The book, a slender political treatise by the Italian Niccolo Machiavelli, was offered to Lorenzo de Medici as a sort of job application. Written in 1513, it was not widely published until 1532, five years after the author’s death. Upon its publication, The Prince became well known as among the controversial of many advice books for rulers. Generally, these advice books framed their instruction around Christian virtue. The Prince did not.
A voracious reader, Machiavelli stripped out the ideals and drew examples from history. He believed that anyone who ignores reality in a misguided attempt to live up to an ideal will quickly destroy himself. He de-emphasized the importance of moral considerations, and focused instead on effectiveness. He believed that the ends justified the means.
Canadian scholar and politician Michael Ignatieff puts it this way: The Prince forces readers to confront, in the starkest terms possible, the most important questions about politics and morality. In the book, what would normally shock us become simple precepts. The book is wickedly simple.
Some of his most objectionable recommendations are put in ways that make them sound eminently reasonable. In order to get a secure hold on new territories, the book advises, “one need merely eliminate the surviving members of the family of their previous rulers.” How innocent-sounding is that “merely.”
Yes, the book can be ruthless. But there are still many surprisingly apt lessons. Here’s what I’ve learned from reading The Prince.
1. Be present
“… if one is on the spot, disorders are seen as they spring up, and one can quickly remedy them; but if one is not at hand, they are heard of only when they are great, and then one can no longer remedy them.”
2. Be careful who you trust
“… he who is the cause of another becoming powerful is ruined; because that predominancy has been brought about by astuteness or else by force, and both are distrusted by him who has been raised to power.”
3. Learn from the best
“A wise man ought always to follow the paths beaten by great men, and to imitate those who have been supreme, so that if his ability does not equal theirs, at least it will savour of it.”
4. Be picky about who works for you
“The mercenary captains are either capable men or they are not; if they are, you cannot trust them, because they always aspire to their own greatness, either by oppressing you, who are their master, or others contrary to your intentions; but if the captain is not skillful, you are ruined the usual way.”
5. Read
“… to exercise the intellect the prince should read histories, and study there the actions of illustrious men, to see how they have borne themselves in war, to examine the causes of their victories and defeat, so as to avoid the latter and imitate the former.”
6. Prepare for the worst
“A wise prince ought to observe some such rules, and never in peaceful times stand idle, but increase his resources with industry in such a way that they may be available to him in adversity, so that if fortune changes it may find him prepared to resist her blows.”
7. Don’t be cruel
“… every prince ought to desire to be considered clement and not cruel.”
8. Don’t steal
“… above all things he must keep his hands off the property of others, because men more quickly forget the death of their father than the loss of their patrimony. … he who has once begun to live by robbery will always find pretexts for seizing what belongs to others; but reasons for taking life, on the contrary, are more difficult to find and sooner lapse.”
9. Appearances matter
“… men judge generally more by the eye than by the hand, because it belongs to everybody to see you, to few to come in touch with you. Every one sees what you appear to be, few really know what you are, and those few dare not oppose themselves to the opinion of the many, who have the majesty of the state to defend them; and in the actions of all men, and especially of princes, which it is not prudent to challenge, one judges by the result.”
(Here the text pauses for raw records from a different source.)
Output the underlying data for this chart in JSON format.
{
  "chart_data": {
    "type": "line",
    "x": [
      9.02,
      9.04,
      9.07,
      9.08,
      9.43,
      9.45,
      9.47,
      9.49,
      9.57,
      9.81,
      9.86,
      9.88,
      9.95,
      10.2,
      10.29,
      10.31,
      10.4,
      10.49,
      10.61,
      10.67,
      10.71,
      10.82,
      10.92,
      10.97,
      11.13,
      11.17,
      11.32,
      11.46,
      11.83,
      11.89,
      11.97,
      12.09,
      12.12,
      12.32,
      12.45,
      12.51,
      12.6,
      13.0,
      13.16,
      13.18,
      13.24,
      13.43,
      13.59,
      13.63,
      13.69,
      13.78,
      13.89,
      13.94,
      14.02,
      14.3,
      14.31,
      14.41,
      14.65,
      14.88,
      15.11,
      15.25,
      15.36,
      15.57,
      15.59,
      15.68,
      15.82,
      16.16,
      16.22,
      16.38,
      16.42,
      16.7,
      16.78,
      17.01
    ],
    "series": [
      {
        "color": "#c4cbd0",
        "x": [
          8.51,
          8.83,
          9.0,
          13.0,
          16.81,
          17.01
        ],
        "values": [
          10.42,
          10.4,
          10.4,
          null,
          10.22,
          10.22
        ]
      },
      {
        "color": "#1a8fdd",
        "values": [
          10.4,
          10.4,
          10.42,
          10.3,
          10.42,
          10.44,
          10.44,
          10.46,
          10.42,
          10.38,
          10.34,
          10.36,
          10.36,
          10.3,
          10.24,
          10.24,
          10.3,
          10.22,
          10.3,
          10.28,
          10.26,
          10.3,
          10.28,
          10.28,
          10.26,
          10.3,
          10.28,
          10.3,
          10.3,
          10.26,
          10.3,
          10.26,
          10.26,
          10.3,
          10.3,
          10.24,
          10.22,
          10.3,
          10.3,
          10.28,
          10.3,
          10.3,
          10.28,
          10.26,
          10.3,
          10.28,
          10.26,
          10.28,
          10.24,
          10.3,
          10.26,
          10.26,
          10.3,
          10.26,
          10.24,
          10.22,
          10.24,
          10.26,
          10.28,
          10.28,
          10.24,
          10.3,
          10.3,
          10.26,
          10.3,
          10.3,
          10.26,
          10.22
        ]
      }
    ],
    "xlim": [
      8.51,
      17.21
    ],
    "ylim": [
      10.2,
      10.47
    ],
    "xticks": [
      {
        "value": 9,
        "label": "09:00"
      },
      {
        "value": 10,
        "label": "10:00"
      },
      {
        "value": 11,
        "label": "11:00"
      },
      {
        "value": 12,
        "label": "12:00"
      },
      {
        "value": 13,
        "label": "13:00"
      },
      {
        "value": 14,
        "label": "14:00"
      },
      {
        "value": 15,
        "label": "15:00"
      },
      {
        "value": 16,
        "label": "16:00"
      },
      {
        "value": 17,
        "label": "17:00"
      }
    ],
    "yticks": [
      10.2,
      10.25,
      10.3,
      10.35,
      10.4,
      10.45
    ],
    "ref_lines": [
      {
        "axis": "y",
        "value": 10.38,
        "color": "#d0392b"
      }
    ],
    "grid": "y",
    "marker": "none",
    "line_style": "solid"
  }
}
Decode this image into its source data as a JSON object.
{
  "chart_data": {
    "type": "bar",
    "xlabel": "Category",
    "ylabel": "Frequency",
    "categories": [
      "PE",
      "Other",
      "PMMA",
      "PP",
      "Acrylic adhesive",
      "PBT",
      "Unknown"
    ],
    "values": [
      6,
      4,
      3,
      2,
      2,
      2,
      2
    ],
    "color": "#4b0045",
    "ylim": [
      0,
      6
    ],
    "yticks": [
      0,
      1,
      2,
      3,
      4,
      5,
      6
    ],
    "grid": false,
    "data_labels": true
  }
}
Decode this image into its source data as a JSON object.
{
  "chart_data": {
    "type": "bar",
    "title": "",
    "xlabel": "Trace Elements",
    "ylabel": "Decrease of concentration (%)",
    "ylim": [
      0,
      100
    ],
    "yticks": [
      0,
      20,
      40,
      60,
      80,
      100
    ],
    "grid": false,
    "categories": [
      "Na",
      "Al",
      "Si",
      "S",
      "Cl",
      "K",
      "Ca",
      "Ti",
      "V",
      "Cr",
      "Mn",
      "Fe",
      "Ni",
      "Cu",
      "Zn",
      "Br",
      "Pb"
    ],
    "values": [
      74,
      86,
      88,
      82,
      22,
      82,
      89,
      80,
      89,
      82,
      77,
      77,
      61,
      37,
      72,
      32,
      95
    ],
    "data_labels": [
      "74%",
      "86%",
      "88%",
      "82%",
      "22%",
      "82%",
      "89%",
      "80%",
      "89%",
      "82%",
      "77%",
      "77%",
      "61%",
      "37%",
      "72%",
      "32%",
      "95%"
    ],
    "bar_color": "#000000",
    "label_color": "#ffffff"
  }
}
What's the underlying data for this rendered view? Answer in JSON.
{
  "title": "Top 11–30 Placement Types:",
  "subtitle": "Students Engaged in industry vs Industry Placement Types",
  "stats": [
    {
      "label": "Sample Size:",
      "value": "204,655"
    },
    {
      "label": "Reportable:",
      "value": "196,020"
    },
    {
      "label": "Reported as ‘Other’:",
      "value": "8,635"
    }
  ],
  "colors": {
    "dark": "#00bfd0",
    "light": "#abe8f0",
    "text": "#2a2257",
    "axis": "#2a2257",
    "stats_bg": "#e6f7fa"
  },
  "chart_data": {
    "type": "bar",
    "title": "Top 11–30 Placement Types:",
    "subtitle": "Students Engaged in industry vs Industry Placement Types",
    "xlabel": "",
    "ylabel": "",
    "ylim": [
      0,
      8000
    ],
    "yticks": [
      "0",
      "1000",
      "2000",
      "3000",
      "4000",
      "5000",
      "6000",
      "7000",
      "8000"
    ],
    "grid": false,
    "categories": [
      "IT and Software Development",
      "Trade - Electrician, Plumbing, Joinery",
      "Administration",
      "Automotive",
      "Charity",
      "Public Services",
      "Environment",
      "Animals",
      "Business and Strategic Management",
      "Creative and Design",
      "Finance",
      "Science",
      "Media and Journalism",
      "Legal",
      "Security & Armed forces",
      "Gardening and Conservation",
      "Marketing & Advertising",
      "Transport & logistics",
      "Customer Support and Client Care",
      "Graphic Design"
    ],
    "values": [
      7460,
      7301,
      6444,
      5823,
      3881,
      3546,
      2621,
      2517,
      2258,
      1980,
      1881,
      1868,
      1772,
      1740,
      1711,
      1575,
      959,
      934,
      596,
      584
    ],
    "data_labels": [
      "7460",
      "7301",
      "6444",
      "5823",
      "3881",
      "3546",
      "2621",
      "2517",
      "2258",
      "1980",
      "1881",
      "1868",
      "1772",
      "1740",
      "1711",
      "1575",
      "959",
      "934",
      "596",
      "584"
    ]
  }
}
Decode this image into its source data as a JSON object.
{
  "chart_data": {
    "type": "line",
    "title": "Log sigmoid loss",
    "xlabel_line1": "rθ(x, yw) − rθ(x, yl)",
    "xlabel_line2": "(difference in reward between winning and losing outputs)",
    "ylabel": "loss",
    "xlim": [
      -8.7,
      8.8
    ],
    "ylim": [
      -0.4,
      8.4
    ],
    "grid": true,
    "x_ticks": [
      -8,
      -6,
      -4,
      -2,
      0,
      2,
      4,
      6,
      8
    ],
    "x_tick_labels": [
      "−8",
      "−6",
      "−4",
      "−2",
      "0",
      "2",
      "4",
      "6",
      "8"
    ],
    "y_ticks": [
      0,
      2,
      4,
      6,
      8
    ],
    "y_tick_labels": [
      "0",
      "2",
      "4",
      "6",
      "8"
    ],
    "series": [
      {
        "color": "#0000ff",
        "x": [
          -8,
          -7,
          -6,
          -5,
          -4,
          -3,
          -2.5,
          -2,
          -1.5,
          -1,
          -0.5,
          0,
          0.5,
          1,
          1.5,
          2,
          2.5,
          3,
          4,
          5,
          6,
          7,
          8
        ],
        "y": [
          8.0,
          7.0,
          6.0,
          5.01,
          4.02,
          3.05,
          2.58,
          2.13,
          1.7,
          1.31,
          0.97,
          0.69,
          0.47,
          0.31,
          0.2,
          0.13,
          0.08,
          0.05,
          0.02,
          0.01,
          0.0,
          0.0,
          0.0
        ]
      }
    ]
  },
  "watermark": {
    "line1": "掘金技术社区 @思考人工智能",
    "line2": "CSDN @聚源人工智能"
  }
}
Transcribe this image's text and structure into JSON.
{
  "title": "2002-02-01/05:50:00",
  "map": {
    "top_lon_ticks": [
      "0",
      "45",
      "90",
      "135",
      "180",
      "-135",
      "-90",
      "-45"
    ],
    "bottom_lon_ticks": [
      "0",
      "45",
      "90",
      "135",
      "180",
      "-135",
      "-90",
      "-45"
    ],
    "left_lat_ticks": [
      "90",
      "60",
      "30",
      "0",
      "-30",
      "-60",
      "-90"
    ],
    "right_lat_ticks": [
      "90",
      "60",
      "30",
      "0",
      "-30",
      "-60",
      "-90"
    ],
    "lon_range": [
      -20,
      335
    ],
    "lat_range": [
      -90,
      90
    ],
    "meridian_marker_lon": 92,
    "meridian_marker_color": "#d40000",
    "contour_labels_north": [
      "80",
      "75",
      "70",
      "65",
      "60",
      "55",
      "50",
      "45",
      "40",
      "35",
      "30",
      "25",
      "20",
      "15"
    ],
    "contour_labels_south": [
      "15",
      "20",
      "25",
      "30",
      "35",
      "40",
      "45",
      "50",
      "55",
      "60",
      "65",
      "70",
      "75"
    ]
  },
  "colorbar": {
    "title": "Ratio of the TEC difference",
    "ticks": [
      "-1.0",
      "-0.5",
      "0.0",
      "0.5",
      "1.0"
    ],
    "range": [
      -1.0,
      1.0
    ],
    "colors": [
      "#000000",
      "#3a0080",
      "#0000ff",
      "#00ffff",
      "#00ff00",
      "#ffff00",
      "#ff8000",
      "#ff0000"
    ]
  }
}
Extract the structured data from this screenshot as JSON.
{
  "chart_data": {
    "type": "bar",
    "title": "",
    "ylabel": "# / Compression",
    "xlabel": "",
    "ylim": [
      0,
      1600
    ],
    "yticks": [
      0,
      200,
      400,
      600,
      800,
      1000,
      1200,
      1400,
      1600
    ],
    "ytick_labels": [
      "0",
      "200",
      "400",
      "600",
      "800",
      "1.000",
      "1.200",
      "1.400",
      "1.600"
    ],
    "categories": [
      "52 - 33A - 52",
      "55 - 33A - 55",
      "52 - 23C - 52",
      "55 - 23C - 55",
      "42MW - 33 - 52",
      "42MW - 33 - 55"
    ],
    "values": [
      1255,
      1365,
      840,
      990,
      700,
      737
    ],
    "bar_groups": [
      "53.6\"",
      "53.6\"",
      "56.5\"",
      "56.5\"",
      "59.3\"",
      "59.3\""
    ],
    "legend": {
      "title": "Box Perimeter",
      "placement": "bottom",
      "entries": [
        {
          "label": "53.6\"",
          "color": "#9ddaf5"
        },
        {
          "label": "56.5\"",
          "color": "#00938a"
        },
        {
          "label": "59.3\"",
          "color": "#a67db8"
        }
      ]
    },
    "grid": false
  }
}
10. Sometimes your enemies are your friends
“I must not fail to warn a prince, who by means of secret favours has acquired a new state, that he must well consider the reasons which induced those to favour him who did so; and if it be not a natural affection towards him, but only discontent with their government, then he will only keep them friendly with great trouble and difficulty, for it will be impossible to satisfy them. And weighing well the reasons for this in those examples which can be taken from ancient and modern affairs, we shall find that it is easier for the prince to make friends of those men who were contented under the former government, and are therefore his enemies, than of those who, being discontented with it, were favourable to him and encouraged him to seize it.”
11. Avoid flatterers
“It is that of flatterers, of whom courts are full, because men are so self-complacent in their own affairs, and in a way so deceived in them, that they are preserved with difficulty from this pest, and if they wish to defend themselves they run the danger of falling into contempt. Because there is no other way of guarding oneself from flatterers except letting men understand that to tell you the truth does not offend you; but when every one may tell you the truth, respect for you abates.”